To study the impact in the lab, scientists grew a multilayer of human cells to mimic a specialized protective barrier. They used this barrier to examine the indirect effects of cobalt-chromium nanoparticles—which are generated from wear and tear of bone implants that follow joint replacement surgeries and are also the most popularly used nanoparticles in magnetic scans—on the cells that were lying behind this barrier.
The amount of DNA damage in the cells behind the protective barrier was similar to the DNA damage caused by direct exposure to the nanoparticles.
“We are not saying that this is the model of what goes on in the body…but since nanotechnology is an extremely exciting technology with huge advantages to the mankind, we need to understand the way nanomaterials interact with the body,” Case said in a press briefing on Thursday.
He and his colleagues showed that the nanoparticles did not pass through the barrier to cause the DNA damage, but, in fact, generated signalling molecules within the barrier cells that were then transmitted to the cells behind the barrier.
Recalling one of his earlier studies while serving in the US Environmental Protection Agency, Saxena says when carbon nanotubes were inserted in the lungs, researchers found their impact in the heart overnight. “Maybe the tiny particles crossed the lung wall or maybe such (as shown in the present study) signalling effects were at work, we don’t know.”
Experts say the study of nanoparticle toxicity is such a new field that there isn’t even a consensus on the extent of the harm caused.
But soon these nanoparticles will pervade the environment, says Saxena, who is studying the impact of carbon nanotubes on human health in India under a grant from the Rs1,000 crore Nano Mission.
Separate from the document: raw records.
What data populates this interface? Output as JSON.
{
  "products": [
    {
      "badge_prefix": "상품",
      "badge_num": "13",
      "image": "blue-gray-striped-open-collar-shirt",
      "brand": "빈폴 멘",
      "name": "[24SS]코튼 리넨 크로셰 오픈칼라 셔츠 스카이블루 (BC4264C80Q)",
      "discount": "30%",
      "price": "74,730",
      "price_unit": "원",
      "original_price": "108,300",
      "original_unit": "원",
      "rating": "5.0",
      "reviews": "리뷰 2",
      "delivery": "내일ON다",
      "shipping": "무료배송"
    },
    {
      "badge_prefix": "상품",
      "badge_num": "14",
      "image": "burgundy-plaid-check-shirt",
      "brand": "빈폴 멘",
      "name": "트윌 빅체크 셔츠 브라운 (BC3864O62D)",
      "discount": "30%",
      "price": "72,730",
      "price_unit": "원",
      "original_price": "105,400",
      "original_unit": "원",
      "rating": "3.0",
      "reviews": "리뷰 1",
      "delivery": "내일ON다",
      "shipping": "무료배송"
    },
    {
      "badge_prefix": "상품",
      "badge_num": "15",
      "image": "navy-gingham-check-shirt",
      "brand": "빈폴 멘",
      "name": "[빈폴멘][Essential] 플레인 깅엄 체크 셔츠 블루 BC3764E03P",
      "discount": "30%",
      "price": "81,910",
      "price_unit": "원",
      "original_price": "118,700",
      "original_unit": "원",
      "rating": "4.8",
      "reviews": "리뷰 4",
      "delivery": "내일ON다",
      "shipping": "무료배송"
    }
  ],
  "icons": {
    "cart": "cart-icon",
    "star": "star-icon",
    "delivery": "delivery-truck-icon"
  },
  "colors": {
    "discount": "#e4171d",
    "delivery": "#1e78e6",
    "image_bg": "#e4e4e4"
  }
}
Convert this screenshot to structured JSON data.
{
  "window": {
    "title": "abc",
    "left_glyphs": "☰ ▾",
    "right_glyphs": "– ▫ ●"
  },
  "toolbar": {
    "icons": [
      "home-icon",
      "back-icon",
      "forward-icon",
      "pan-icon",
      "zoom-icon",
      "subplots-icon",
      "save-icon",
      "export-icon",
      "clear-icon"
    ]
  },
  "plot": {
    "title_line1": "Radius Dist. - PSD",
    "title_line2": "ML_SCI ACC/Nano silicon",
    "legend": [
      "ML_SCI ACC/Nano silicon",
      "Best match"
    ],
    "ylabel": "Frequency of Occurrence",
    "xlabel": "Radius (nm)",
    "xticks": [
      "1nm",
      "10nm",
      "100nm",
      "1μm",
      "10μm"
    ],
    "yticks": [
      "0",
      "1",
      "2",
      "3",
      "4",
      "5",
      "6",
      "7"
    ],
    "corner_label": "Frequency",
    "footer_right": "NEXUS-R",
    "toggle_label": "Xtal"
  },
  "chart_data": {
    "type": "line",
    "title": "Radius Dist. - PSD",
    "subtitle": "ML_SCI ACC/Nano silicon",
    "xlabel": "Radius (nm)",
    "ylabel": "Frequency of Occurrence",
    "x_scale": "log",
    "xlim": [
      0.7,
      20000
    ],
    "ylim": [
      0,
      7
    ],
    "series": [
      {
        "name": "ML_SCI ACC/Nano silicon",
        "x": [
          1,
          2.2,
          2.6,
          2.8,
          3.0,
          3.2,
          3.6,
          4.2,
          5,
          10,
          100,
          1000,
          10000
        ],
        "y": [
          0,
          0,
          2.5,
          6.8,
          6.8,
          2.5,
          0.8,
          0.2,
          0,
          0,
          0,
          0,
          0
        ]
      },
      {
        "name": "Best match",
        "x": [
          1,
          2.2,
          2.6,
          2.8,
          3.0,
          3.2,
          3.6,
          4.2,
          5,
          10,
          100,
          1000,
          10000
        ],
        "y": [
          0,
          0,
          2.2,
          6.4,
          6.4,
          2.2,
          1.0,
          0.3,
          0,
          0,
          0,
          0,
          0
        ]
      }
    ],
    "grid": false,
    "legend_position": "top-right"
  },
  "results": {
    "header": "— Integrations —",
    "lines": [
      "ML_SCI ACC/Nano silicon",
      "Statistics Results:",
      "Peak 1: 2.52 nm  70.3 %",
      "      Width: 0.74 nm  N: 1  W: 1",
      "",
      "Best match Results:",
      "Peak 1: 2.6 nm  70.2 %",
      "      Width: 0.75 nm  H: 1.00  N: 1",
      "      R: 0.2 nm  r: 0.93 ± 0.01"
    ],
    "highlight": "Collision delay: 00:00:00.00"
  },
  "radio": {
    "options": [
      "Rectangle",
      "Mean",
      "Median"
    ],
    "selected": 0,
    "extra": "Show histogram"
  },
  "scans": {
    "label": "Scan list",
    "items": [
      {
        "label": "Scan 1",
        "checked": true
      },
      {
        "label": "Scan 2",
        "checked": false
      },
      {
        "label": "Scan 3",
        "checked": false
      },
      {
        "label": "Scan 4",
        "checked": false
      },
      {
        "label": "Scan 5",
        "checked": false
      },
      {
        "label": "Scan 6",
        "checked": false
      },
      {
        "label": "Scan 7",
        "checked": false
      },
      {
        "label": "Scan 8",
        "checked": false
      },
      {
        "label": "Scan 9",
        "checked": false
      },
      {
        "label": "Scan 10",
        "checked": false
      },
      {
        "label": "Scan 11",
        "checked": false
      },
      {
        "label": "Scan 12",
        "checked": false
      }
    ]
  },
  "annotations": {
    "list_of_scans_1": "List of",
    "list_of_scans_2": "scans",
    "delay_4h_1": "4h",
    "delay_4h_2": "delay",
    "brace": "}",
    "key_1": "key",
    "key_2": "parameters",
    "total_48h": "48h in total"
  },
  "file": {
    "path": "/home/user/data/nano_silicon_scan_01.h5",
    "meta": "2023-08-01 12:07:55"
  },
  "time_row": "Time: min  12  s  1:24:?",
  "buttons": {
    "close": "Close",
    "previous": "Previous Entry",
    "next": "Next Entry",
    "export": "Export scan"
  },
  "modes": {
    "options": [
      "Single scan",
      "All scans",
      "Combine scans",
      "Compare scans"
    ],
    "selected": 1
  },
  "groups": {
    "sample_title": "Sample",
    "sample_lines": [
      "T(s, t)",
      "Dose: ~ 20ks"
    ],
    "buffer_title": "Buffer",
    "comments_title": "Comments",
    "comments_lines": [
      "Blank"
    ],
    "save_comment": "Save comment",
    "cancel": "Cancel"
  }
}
His initial work on the impact of carbon nanotubes on red blood cells and the lungs shows that these micro entities induce anaemia in the human system.
Still, the biomedical world is pinning high hopes on this technology, the latest success story, though in animal models, being its effective use in delivering erection drugs in the form of a topical application, which, one day, could replace oral erectile dysfunction drugs.
“Side effects are bound to occur,” says K.S. Narayan at the Jawaharlal Nehru Centre for Advanced Scientific Research at Bangalore, who works on molecular electronic devices. “But researchers should also highlight the way forward and the possible solution,” he says, adding that the cobalt-chromium particle used in imaging can be made safer by robust capping so that their magnetic properties remain intact.